01 juillet 2011
De l'été vaste comme un rêve la campanule fait son miel
Chez moi, depuis le banc derrière la maison.
00:00 Publié dans Et à part ça ? | Lien permanent | Commentaires (0) | Tags : été, campanule des talus, paysage, jura, franche-comté, miel, rêve, blog littéraire christian cottet-emard
19 juin 2011
L’énigme du père
Qu’est-ce qu’un père ?
Tu te promènes dans ta vie comme dans un tableau de Giorgio De Chirico (période métaphysique)

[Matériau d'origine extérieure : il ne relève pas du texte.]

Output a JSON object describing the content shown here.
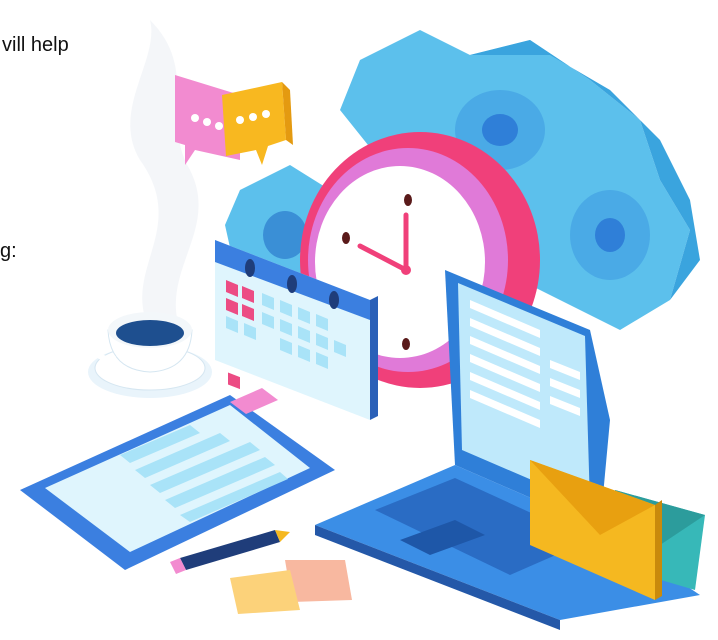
{
  "text_fragments": {
    "line_1": "vill help",
    "line_2": "g:"
  },
  "colors": {
    "gear": "#5cc0ec",
    "gear_dark": "#3a8fd6",
    "clock_ring": "#f0407a",
    "laptop_body": "#2f7fd8",
    "screen": "#bfe9fb",
    "envelope_orange": "#f5b820",
    "envelope_teal": "#37b8b8",
    "chat_pink": "#f28bd0",
    "chat_orange": "#f8b820",
    "calendar_blue": "#3b7fe0",
    "calendar_pink": "#ec4c84"
  },
  "icons": [
    "gear-icon",
    "clock-icon",
    "calendar-icon",
    "laptop-icon",
    "envelope-icon",
    "clipboard-icon",
    "coffee-cup-icon",
    "speech-bubble-icon",
    "pencil-icon",
    "sticky-note-icon"
  ]
}
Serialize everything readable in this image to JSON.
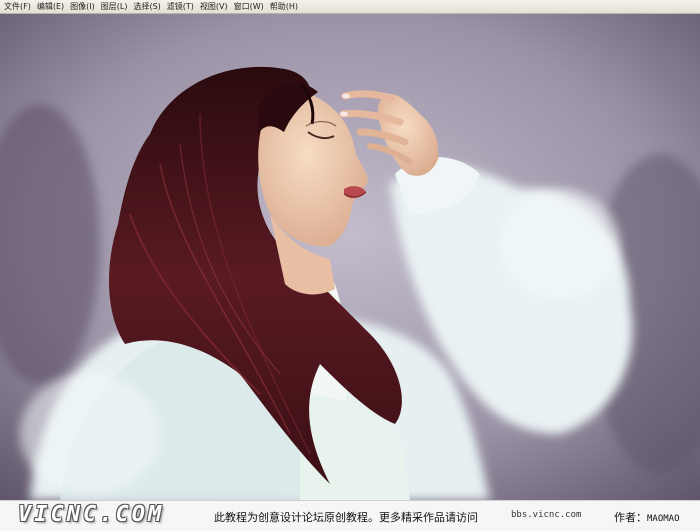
{
  "menu": {
    "items": [
      {
        "label": "文件(F)"
      },
      {
        "label": "编辑(E)"
      },
      {
        "label": "图像(I)"
      },
      {
        "label": "图层(L)"
      },
      {
        "label": "选择(S)"
      },
      {
        "label": "滤镜(T)"
      },
      {
        "label": "视图(V)"
      },
      {
        "label": "窗口(W)"
      },
      {
        "label": "帮助(H)"
      }
    ]
  },
  "footer": {
    "logo_text": "VICNC.COM",
    "notice": "此教程为创意设计论坛原创教程。更多精采作品请访问",
    "url": "bbs.vicnc.com",
    "author_label": "作者：",
    "author_name": "MAOMAO"
  },
  "colors": {
    "background": "#8a8294",
    "hair": "#3a0f14",
    "coat": "#e6f0f1",
    "skin": "#f0d0b6"
  }
}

Tu aimes sans comprendre il est plus urgent d’aimer que de comprendre
Un père est comme un paysage de Giorgio De Chirico énigmatique inquiétant
Nulle certitude de comprendre on peut vivre sans comprendre vivre à l’ombre de l’énigme d’un père comme à l’ombre de la Tour rouge de Giorgio De Chirico
On peut avoir un père sans comprendre ce qu’est un père
On peut être père sans comprendre ce qu’est un père
Voici une histoire qui est arrivée une nuit quand tu étais petit
Une histoire dont on a ri ton père le premier mais pas si drôle que cela après tout
Ton père qui dort ta mère tourmentée par un moustique elle éclaire et dit qu’il faudrait mettre de la bombe ton père qui se réveille aussitôt et tombe du lit de frayeur en demandant où est la bombe
Une histoire qui fait rire au dessert avec la famille
(Peu d’années avant ce réveil en sursaut et cette chute du lit ton père « sous les drapeaux » en Algérie)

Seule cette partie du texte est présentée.